Mais je fais ce que je veux quand je veux car je suis libre et j’assume.

Signé : Madeleine »

Donc, après concertation, nous avons décidé d’aller trouver Gros Louis sur son lieu de travail, seul endroit où il était possible de le voir sans que Manuela rôde, à l’heure où elle fait le ménage des annexes.

Je fais un aparté sur le look du Secrétaire, car pour la suite c’est important. Il a déjà beaucoup de prestance naturelle, mais là il était habillé d’un manteau long en cuir noir et mat, boots noires en buffle, gants en cuir à gros grain, sa tête ronde au crâne rasé de frais et légèrement luisant…ne manquaient plus que des lunettes rondes cerclées de métal pour que l’image n’incite une pure terreur…

Moi le suivant, petit produit des vaches maigres, engoncée dans mes pelures multiples et superposées, nous entrons au supermarché, et le Secrétaire, de sa grosse voix distinguée et en même temps traînante comme celle des paysans, demande très poliment où peut-il trouver Gros Louis…

Gros Louis en nous apercevant part de son sourire de benêt heureux et le Secrétaire de lui dire : « ah, tu souris mais dans trente secondes ton bonheur sera terminé pour un bon moment »… Gros Louis finit de servir les clients en cours et vient vers nous. Le Secrétaire lui tend la lettre, et en la voyant Gros Louis dit : c’est la vieille, lis, répondit le Secrétaire…

- alors tu y es retourné ?

- non, non…

- si, tu y es retourné !

- euh non, enfin oui

- ah, tu y es retourné donc !

- oui, elle menace de se suicider, de se balancer sous le tacot…

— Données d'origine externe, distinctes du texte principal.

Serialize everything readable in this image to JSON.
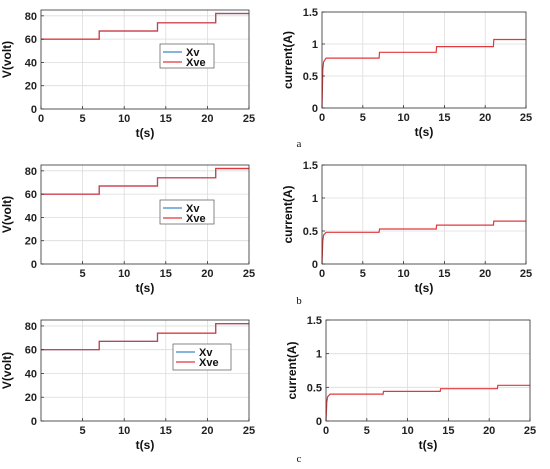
{
  "chart_data": [
    {
      "type": "line",
      "panel": "a-left",
      "xlabel": "t(s)",
      "ylabel": "V(volt)",
      "xlim": [
        0,
        25
      ],
      "ylim": [
        0,
        85
      ],
      "xticks": [
        0,
        5,
        10,
        15,
        20,
        25
      ],
      "yticks": [
        0,
        20,
        40,
        60,
        80
      ],
      "grid": true,
      "legend": {
        "position": "center-right",
        "entries": [
          "Xv",
          "Xve"
        ]
      },
      "series": [
        {
          "name": "Xv",
          "color": "#3e86c4",
          "x": [
            0,
            7,
            7,
            14,
            14,
            21,
            21,
            25
          ],
          "y": [
            60,
            60,
            67,
            67,
            74,
            74,
            82,
            82
          ]
        },
        {
          "name": "Xve",
          "color": "#e0383c",
          "x": [
            0,
            7,
            7,
            14,
            14,
            21,
            21,
            25
          ],
          "y": [
            60,
            60,
            67,
            67,
            74,
            74,
            82,
            82
          ]
        }
      ]
    },
    {
      "type": "line",
      "panel": "a-right",
      "xlabel": "t(s)",
      "ylabel": "current(A)",
      "xlim": [
        0,
        25
      ],
      "ylim": [
        0,
        1.5
      ],
      "xticks": [
        0,
        5,
        10,
        15,
        20,
        25
      ],
      "yticks": [
        0,
        0.5,
        1,
        1.5
      ],
      "grid": true,
      "series": [
        {
          "color": "#e0383c",
          "x": [
            0,
            0.1,
            0.2,
            0.5,
            7,
            7.05,
            14,
            14.05,
            21,
            21.05,
            25
          ],
          "y": [
            0,
            0.6,
            0.72,
            0.78,
            0.78,
            0.87,
            0.87,
            0.96,
            0.96,
            1.07,
            1.07
          ]
        }
      ]
    },
    {
      "type": "line",
      "panel": "b-left",
      "xlabel": "t(s)",
      "ylabel": "V(volt)",
      "xlim": [
        0,
        25
      ],
      "ylim": [
        0,
        85
      ],
      "xticks": [
        5,
        10,
        15,
        20,
        25
      ],
      "yticks": [
        0,
        20,
        40,
        60,
        80
      ],
      "grid": true,
      "legend": {
        "position": "center-right",
        "entries": [
          "Xv",
          "Xve"
        ]
      },
      "series": [
        {
          "name": "Xv",
          "color": "#3e86c4",
          "x": [
            0,
            7,
            7,
            14,
            14,
            21,
            21,
            25
          ],
          "y": [
            60,
            60,
            67,
            67,
            74,
            74,
            82,
            82
          ]
        },
        {
          "name": "Xve",
          "color": "#e0383c",
          "x": [
            0,
            7,
            7,
            14,
            14,
            21,
            21,
            25
          ],
          "y": [
            60,
            60,
            67,
            67,
            74,
            74,
            82,
            82
          ]
        }
      ]
    },
    {
      "type": "line",
      "panel": "b-right",
      "xlabel": "t(s)",
      "ylabel": "current(A)",
      "xlim": [
        0,
        25
      ],
      "ylim": [
        0,
        1.5
      ],
      "xticks": [
        0,
        5,
        10,
        15,
        20,
        25
      ],
      "yticks": [
        0,
        0.5,
        1,
        1.5
      ],
      "grid": true,
      "series": [
        {
          "color": "#e0383c",
          "x": [
            0,
            0.1,
            0.2,
            0.5,
            7,
            7.05,
            14,
            14.05,
            21,
            21.05,
            25
          ],
          "y": [
            0,
            0.35,
            0.44,
            0.48,
            0.48,
            0.53,
            0.53,
            0.59,
            0.59,
            0.65,
            0.65
          ]
        }
      ]
    },
    {
      "type": "line",
      "panel": "c-left",
      "xlabel": "t(s)",
      "ylabel": "V(volt)",
      "xlim": [
        0,
        25
      ],
      "ylim": [
        0,
        85
      ],
      "xticks": [
        5,
        10,
        15,
        20,
        25
      ],
      "yticks": [
        0,
        20,
        40,
        60,
        80
      ],
      "grid": true,
      "legend": {
        "position": "center-right",
        "entries": [
          "Xv",
          "Xve"
        ]
      },
      "series": [
        {
          "name": "Xv",
          "color": "#3e86c4",
          "x": [
            0,
            7,
            7,
            14,
            14,
            21,
            21,
            25
          ],
          "y": [
            60,
            60,
            67,
            67,
            74,
            74,
            82,
            82
          ]
        },
        {
          "name": "Xve",
          "color": "#e0383c",
          "x": [
            0,
            7,
            7,
            14,
            14,
            21,
            21,
            25
          ],
          "y": [
            60,
            60,
            67,
            67,
            74,
            74,
            82,
            82
          ]
        }
      ]
    },
    {
      "type": "line",
      "panel": "c-right",
      "xlabel": "t(s)",
      "ylabel": "current(A)",
      "xlim": [
        0,
        25
      ],
      "ylim": [
        0,
        1.5
      ],
      "xticks": [
        0,
        5,
        10,
        15,
        20,
        25
      ],
      "yticks": [
        0,
        0.5,
        1,
        1.5
      ],
      "grid": true,
      "series": [
        {
          "color": "#e0383c",
          "x": [
            0,
            0.1,
            0.2,
            0.5,
            7,
            7.05,
            14,
            14.05,
            21,
            21.05,
            25
          ],
          "y": [
            0,
            0.28,
            0.36,
            0.4,
            0.4,
            0.44,
            0.44,
            0.48,
            0.48,
            0.53,
            0.53
          ]
        }
      ]
    }
  ],
  "captions": [
    "a",
    "b",
    "c"
  ]
}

- pas grave, ça fera une merde de moins dans la ville !

- mais la police…

- quoi la police ?

- ils vont m’accuser..

- de quoi ? elle ne pourra t’accuser de rien…

- …

- tu choisis Gros Louis, tu couches avec qui tu veux mais pas avec ces deux folledingues en même temps, j’exige une situation claire car je ne veux pas que le Roy en pâtisse.

- oui, promis, je vais lui dire que c’est fini, je n’y retournerai plus.

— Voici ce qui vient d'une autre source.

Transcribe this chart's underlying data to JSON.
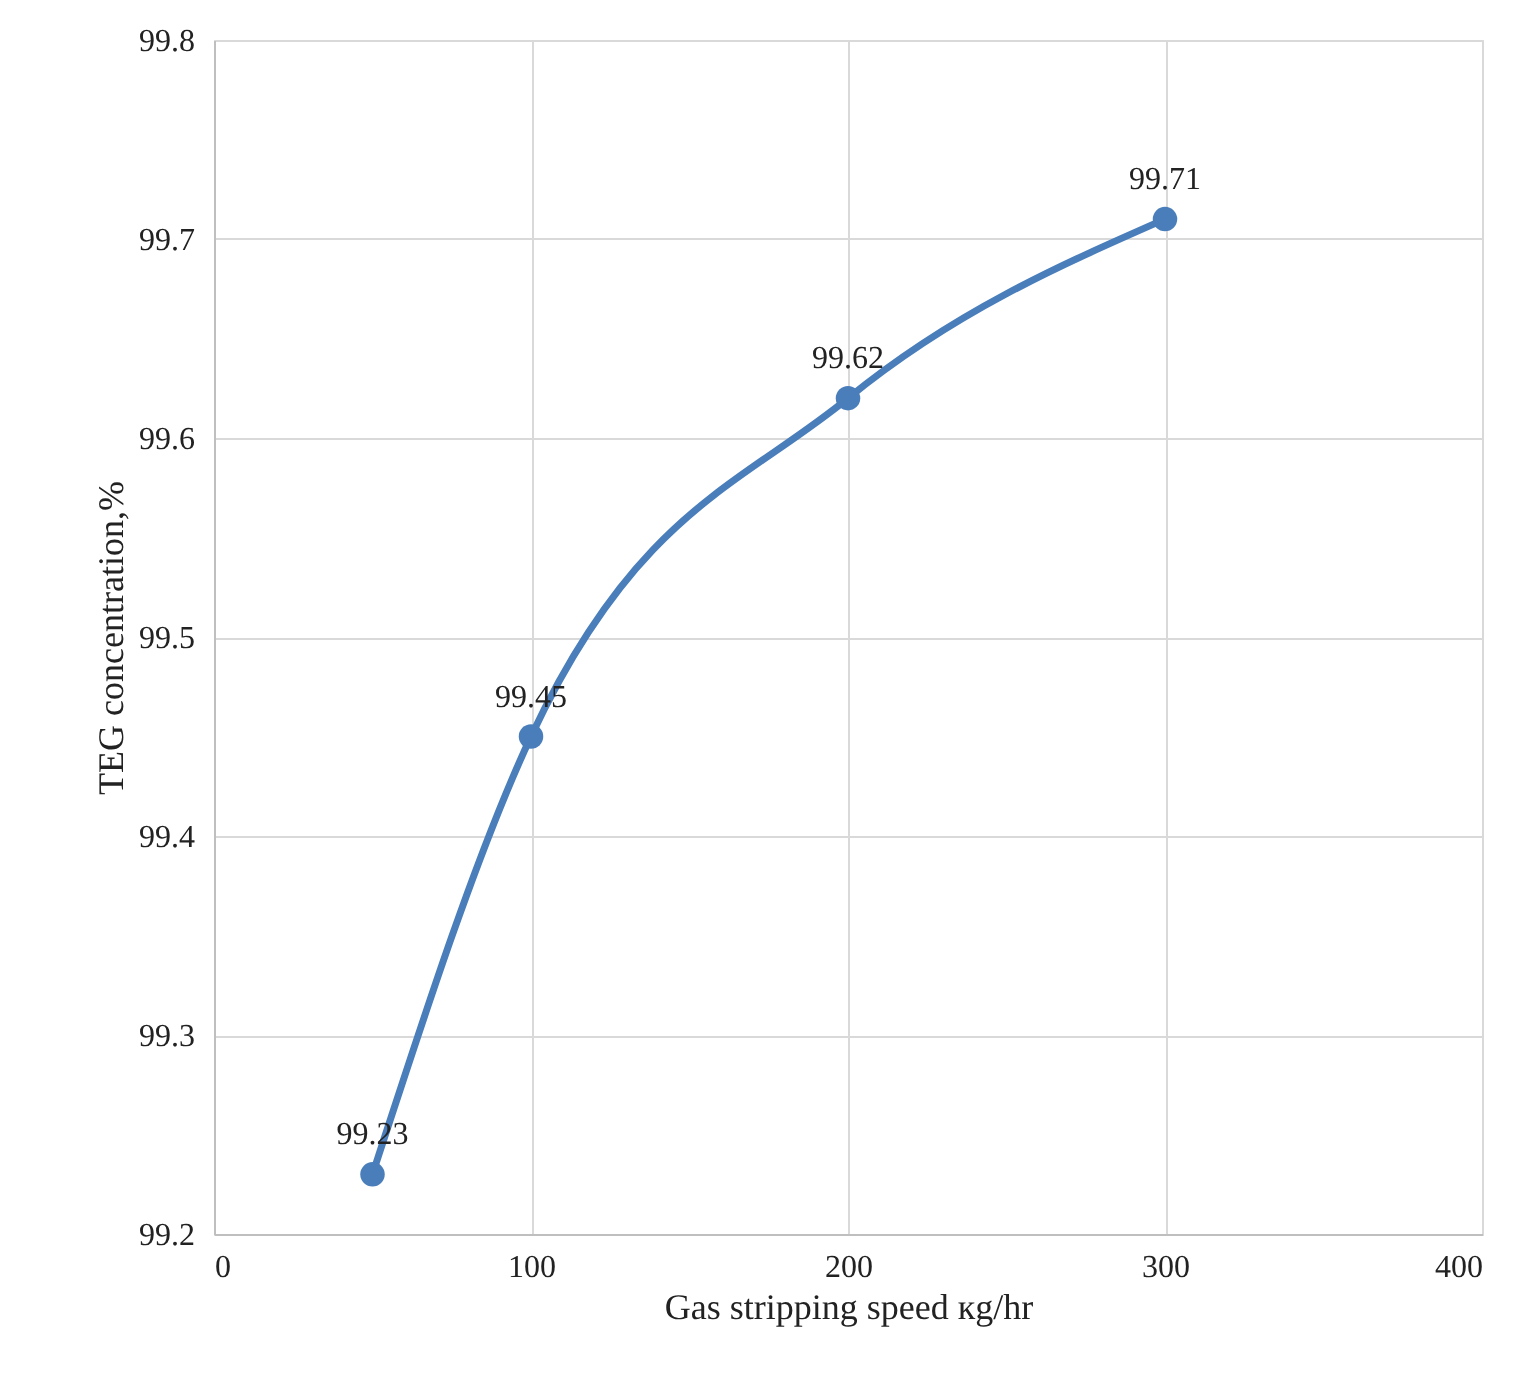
{
  "chart_data": {
    "type": "line",
    "xlabel": "Gas stripping speed кg/hr",
    "ylabel": "TEG concentration,%",
    "x": [
      50,
      100,
      200,
      300
    ],
    "series": [
      {
        "color": "#4a7ebb",
        "values": [
          99.23,
          99.45,
          99.62,
          99.71
        ]
      }
    ],
    "xlim": [
      0,
      400
    ],
    "xticks": [
      0,
      100,
      200,
      300,
      400
    ],
    "ylim": [
      99.2,
      99.8
    ],
    "yticks": [
      99.2,
      99.3,
      99.4,
      99.5,
      99.6,
      99.7,
      99.8
    ],
    "grid": true,
    "marker": "circle",
    "line_style": "solid",
    "data_labels": true
  }
}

- et ne t’avise pas d’en parler à Manuela, de faire un autre scandale parce que là je te pourris la vie, et le mot est faible, tu vivras un enfer, tu ne relèveras plus jamais la tête.

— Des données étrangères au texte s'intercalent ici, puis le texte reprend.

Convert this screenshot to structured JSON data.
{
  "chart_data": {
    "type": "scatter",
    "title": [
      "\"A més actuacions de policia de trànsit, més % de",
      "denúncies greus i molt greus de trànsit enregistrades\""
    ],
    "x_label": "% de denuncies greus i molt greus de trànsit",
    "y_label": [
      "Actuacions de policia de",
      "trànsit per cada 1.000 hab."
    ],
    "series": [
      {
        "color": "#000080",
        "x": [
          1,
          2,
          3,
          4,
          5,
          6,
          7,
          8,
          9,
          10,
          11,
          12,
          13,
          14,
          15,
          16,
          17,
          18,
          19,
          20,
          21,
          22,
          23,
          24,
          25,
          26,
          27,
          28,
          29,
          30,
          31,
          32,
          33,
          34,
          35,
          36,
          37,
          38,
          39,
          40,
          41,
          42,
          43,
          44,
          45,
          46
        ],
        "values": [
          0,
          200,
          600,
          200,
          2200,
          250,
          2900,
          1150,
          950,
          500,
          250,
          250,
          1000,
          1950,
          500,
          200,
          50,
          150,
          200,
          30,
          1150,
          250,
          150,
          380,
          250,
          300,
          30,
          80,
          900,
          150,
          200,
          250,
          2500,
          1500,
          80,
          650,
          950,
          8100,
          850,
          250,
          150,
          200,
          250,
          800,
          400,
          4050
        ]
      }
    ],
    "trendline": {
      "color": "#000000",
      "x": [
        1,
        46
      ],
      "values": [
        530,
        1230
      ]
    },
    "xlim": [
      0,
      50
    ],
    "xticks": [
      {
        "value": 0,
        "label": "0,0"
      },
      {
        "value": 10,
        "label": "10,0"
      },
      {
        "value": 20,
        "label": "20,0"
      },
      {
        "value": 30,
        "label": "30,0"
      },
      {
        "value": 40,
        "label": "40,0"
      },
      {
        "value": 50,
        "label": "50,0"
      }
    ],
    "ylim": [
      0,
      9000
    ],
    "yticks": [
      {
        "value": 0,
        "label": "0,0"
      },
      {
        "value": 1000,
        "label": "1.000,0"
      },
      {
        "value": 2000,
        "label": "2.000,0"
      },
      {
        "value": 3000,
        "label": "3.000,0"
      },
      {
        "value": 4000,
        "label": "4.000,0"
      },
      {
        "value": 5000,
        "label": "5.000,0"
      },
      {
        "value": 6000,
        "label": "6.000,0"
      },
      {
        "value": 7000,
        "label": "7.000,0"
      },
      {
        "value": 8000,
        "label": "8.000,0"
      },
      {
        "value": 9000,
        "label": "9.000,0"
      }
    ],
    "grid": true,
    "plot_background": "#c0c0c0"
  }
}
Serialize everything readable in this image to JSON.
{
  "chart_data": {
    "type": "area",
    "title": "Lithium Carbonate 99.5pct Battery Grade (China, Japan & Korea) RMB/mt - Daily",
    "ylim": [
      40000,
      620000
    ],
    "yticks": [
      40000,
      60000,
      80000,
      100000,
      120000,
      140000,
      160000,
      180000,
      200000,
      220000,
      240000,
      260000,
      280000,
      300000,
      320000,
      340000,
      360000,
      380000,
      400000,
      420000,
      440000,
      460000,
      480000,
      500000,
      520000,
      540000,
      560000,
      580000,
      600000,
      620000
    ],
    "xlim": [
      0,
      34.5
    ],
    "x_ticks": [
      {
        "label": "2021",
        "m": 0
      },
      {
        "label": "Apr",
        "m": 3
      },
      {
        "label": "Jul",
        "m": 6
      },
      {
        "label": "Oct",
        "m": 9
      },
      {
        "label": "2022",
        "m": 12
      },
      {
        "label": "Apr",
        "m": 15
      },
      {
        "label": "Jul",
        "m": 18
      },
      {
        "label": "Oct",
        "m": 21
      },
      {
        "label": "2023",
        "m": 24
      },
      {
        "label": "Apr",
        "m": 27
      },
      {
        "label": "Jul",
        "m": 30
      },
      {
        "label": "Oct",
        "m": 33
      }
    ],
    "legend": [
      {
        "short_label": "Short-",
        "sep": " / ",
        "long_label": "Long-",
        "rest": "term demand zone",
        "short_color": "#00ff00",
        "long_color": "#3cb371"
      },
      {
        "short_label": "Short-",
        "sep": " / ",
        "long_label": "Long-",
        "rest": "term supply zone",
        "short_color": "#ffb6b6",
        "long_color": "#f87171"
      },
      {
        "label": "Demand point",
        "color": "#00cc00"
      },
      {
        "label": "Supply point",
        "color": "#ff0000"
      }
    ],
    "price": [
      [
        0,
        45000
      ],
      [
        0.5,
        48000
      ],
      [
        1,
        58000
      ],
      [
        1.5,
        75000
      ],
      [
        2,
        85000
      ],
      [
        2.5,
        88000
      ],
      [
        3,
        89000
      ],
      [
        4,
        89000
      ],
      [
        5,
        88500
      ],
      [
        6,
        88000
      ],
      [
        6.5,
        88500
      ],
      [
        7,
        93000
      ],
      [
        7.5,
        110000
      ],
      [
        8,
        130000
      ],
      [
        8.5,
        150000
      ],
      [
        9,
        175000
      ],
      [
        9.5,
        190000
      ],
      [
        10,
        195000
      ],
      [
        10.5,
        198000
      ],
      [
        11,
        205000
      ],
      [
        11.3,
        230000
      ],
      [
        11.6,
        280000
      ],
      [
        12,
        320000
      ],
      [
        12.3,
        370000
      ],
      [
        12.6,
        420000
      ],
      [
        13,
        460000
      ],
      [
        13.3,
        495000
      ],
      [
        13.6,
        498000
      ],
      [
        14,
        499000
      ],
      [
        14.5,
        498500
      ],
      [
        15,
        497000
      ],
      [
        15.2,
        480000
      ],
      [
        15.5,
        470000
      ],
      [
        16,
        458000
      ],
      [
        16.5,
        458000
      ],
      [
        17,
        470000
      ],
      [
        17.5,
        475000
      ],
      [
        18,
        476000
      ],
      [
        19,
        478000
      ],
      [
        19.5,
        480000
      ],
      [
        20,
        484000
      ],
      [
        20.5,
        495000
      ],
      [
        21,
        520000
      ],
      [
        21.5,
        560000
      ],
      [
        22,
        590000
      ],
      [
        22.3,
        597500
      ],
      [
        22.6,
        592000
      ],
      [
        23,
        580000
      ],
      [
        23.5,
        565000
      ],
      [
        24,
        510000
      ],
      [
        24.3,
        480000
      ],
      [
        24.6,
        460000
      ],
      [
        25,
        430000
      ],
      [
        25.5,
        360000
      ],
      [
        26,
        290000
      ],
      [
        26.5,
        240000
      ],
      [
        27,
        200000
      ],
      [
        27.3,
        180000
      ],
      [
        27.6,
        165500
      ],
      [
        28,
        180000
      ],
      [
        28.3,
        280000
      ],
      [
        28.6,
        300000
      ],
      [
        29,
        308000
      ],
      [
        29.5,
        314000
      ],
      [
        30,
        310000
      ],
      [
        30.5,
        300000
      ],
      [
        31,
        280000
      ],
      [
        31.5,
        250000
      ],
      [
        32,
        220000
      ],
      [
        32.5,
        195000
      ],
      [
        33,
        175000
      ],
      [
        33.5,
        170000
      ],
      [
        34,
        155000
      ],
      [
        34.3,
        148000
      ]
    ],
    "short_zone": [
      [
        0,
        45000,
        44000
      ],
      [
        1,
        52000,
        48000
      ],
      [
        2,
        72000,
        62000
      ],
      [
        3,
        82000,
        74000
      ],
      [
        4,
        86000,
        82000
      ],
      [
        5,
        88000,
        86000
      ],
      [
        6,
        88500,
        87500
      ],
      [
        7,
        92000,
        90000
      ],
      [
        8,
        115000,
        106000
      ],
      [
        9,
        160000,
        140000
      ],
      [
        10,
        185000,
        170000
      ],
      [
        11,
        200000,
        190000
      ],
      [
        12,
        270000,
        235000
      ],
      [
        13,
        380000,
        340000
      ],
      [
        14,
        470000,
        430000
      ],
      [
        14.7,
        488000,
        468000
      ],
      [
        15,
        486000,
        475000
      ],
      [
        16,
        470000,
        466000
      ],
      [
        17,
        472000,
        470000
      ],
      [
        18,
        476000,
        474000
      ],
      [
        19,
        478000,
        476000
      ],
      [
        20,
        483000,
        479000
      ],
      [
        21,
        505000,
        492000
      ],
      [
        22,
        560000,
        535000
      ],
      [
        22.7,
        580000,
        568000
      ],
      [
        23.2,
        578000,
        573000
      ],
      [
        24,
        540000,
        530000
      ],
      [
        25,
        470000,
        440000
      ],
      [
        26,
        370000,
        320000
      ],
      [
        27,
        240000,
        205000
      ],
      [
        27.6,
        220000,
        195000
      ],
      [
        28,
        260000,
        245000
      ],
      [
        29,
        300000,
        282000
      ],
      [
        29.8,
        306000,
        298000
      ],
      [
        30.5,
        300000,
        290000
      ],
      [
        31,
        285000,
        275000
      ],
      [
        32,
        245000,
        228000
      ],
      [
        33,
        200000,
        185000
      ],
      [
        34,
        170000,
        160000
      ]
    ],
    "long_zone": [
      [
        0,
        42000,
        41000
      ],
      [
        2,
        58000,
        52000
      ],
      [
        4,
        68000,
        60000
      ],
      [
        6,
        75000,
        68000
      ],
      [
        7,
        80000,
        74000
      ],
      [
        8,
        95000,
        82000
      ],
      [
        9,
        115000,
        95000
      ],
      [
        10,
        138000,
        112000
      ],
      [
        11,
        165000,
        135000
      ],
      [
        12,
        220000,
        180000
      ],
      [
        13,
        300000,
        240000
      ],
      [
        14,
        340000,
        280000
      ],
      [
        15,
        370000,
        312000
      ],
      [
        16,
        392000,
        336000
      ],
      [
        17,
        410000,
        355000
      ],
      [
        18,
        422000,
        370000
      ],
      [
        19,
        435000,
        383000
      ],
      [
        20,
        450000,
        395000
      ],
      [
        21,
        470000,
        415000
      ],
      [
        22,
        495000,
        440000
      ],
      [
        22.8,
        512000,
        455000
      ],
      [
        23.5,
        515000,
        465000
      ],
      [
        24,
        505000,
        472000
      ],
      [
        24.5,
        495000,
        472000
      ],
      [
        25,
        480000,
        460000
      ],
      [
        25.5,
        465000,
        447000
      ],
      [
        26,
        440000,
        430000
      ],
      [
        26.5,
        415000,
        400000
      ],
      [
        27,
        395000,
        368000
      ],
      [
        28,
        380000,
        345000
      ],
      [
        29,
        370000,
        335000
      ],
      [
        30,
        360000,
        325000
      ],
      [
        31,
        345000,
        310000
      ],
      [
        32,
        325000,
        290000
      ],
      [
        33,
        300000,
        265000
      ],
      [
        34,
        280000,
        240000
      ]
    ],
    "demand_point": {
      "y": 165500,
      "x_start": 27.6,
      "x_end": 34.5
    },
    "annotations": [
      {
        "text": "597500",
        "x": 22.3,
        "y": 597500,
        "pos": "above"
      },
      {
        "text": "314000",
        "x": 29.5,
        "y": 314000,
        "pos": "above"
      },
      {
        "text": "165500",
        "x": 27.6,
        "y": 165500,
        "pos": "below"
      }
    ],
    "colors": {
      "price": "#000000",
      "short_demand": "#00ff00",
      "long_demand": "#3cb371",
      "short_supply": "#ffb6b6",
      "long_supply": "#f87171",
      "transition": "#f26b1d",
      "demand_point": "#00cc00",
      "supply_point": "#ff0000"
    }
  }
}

- promis Secrétaire, je te jure sur la tête de mes enfants, devant dieu et devant le prêtre à la basilique si tu le souhaites.

Entretemps les curieux nous encerclaient discrètement, faisant semblant de fouiner dans les gondoles…

- bon, retourne travailler maintenant

Et le Secrétaire de tourner le dos et de partir. Quelques mètres plus loin il se ravise, revient en arrière et dit avec sa grosse voix de commandement : je veux te voir après le travail, et seul.

Je ne te raconte pas la tête des chalands, nous sommes encore morts de rire rien que d’y penser…

Gros Louis nous a dit après qu’il avait fait le nécessaire et qu’il en était soulagé. Mais nous pensons que la vieille ne va pas lâcher le morceau comme ça…mais s’il y a une suite elle sera pour l’été.

Notre séjour en ces terres touche à sa fin, ami qui nous est cher, et nous chevaucherons demain vers nos lointaines et désertiques contrées.



Souhaitant t’avoir diverti et distrait de ta peine.



Signé : Tes Amis Errants



________________________________________________________

Comme toujours l’auteur a tout invente, surtout quand comme moi il vient d’une autre planète… Donc il est clair que toute ressemblance entre des faits, gens ou lieux de cette terre n’est que coïncidence et n’implique aucune responsabilité pour l’auteur.